Friday, November 11, 2011
Call of Duty
Earlier this week people lined up hours in advance of store openings to get the latest version of one of the most popular video games ever, Call of Duty.http://www.callofduty.com/mw3
I have never been a video game person, which is an indication of my age, but I know that this is a huge industry. In fact the release of a new video game or its latest version can be bigger than a blockbuster movie. We're talking about billions of dollars here. The cost of developing them can exceed a Hollywood movie and the failure of a single game can send a company into bankruptcy.
It had not occurred to me that war games including Call of Duty:Modern Warfare 3 are intentionally released in the week leading up to Remembrance Day to draught in behind the patriotism many people feel at this time of year. There are veterans' organizations which have protested this trend, feeling it is disrespectful to in effect use the sacrifices of military personnel to promote these games.

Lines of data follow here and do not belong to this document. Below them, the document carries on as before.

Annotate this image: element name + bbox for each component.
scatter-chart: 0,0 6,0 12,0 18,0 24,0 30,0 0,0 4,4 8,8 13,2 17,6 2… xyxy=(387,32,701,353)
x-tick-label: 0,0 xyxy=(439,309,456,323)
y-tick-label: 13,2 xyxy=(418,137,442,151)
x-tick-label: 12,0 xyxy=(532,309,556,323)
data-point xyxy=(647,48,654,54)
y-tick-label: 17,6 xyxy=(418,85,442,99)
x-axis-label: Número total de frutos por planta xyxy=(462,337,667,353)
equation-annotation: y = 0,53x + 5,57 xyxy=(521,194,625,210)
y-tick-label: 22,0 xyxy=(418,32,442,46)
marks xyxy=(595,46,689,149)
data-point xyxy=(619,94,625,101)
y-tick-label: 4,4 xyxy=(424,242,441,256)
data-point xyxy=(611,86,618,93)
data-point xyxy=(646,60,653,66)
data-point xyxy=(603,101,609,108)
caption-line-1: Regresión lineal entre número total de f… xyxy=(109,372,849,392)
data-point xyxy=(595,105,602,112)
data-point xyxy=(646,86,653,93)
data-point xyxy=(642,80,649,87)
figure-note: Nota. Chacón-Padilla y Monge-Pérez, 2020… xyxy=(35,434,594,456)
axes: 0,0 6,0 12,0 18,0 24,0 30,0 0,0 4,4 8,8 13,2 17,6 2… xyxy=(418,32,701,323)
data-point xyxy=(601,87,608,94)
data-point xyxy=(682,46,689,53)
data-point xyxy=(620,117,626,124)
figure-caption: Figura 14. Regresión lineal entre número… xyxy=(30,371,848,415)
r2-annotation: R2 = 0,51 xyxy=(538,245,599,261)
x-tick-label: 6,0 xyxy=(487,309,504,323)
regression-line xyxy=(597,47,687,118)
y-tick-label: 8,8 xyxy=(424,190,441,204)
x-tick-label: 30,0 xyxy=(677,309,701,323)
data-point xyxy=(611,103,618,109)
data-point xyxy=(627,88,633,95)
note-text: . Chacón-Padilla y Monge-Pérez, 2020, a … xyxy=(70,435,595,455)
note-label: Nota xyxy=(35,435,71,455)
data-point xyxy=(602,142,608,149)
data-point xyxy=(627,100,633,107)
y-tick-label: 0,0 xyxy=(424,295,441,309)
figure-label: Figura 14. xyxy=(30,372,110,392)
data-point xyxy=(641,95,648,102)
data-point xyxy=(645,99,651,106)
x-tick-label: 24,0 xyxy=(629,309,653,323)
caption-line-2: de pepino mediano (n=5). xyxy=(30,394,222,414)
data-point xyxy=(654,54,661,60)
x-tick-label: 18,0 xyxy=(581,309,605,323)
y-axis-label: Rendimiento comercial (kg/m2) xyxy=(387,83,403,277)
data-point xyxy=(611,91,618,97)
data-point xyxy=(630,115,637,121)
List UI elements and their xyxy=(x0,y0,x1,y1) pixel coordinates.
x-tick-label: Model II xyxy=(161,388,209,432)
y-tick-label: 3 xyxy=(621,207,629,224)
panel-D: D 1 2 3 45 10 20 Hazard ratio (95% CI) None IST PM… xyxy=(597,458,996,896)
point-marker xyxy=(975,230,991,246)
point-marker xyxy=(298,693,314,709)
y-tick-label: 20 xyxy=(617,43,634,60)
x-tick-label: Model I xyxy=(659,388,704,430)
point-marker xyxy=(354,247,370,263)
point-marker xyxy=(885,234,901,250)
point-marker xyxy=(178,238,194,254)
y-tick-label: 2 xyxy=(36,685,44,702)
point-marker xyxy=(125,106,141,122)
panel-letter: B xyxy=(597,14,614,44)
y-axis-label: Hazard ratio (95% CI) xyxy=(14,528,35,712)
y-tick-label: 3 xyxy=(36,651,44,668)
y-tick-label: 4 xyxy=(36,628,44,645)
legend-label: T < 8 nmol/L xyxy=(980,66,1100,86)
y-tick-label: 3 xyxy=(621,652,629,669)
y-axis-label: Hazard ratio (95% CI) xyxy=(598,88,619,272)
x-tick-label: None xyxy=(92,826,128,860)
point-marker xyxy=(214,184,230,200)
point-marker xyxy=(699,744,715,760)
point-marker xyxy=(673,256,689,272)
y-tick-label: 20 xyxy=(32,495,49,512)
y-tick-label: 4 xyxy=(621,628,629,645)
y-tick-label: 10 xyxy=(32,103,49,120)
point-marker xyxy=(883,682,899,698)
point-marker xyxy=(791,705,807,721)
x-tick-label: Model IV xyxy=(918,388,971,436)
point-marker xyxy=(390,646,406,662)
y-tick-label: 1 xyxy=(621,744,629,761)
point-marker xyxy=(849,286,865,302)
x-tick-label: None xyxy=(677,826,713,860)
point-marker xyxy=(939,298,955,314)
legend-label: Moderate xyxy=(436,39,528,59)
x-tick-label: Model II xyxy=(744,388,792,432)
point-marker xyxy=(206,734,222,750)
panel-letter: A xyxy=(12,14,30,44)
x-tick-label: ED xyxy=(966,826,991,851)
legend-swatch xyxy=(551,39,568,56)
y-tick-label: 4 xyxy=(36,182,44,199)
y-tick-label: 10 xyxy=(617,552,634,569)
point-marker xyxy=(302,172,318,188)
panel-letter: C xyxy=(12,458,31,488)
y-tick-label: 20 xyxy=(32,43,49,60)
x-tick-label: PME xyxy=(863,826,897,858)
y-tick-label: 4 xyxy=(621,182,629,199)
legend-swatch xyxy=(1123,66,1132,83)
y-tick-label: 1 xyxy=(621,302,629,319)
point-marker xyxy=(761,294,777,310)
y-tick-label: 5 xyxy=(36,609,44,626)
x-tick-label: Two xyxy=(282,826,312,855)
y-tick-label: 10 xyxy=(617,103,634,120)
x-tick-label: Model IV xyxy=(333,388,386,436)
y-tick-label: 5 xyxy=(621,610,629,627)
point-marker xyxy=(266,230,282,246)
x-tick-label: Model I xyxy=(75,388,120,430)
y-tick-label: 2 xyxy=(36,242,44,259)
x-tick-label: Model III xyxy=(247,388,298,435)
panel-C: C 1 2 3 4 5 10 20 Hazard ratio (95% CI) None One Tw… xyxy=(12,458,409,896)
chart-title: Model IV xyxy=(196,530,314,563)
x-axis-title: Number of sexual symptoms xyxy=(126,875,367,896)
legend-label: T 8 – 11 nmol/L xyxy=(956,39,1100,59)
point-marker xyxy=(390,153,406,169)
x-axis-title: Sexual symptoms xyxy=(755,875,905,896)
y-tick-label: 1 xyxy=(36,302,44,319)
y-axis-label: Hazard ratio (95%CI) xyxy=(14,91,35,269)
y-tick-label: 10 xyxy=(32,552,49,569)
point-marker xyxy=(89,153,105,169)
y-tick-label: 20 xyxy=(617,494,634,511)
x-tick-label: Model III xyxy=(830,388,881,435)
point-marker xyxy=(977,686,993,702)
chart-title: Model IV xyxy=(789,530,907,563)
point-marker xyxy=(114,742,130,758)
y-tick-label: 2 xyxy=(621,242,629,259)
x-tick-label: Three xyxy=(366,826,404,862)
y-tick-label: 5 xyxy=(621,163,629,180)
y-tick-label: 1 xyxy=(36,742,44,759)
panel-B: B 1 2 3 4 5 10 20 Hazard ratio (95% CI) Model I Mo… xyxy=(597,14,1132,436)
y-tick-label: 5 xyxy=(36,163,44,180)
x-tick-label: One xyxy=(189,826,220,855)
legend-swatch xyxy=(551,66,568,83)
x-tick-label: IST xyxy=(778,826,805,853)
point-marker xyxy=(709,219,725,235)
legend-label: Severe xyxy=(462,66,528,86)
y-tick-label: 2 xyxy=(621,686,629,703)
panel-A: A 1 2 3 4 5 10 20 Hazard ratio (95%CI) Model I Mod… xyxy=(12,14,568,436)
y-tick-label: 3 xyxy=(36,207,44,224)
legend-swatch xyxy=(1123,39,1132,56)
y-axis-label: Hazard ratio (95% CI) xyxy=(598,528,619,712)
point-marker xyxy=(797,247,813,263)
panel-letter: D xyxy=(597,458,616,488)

In contrast, last week our tween youth group spent time with one of our two remaining WWII veterans. Rae Abernathy is a remarkable elder statesman in our congregation, a person our children and youth can look up to regardless of his war service. I was pleased to hear that Laura, our child and youth worker, arranged this. Rae was also our representative veteran in last Sunday's service. He is always supportive of the peace aspect of that worship service. We don't post photos of our children for security reasons but there is a great shot of Rae bedecked with medals in the midst of a dozen young people on our bulletin board.
What are your feelings about this on Remembrance Day? What will happen in the schools where some of you teach? Will you be attending a Remembrance ceremony somewhere? One thing for sure: war is not a game. I am grateful for those in the past and present who answered the true call of duty.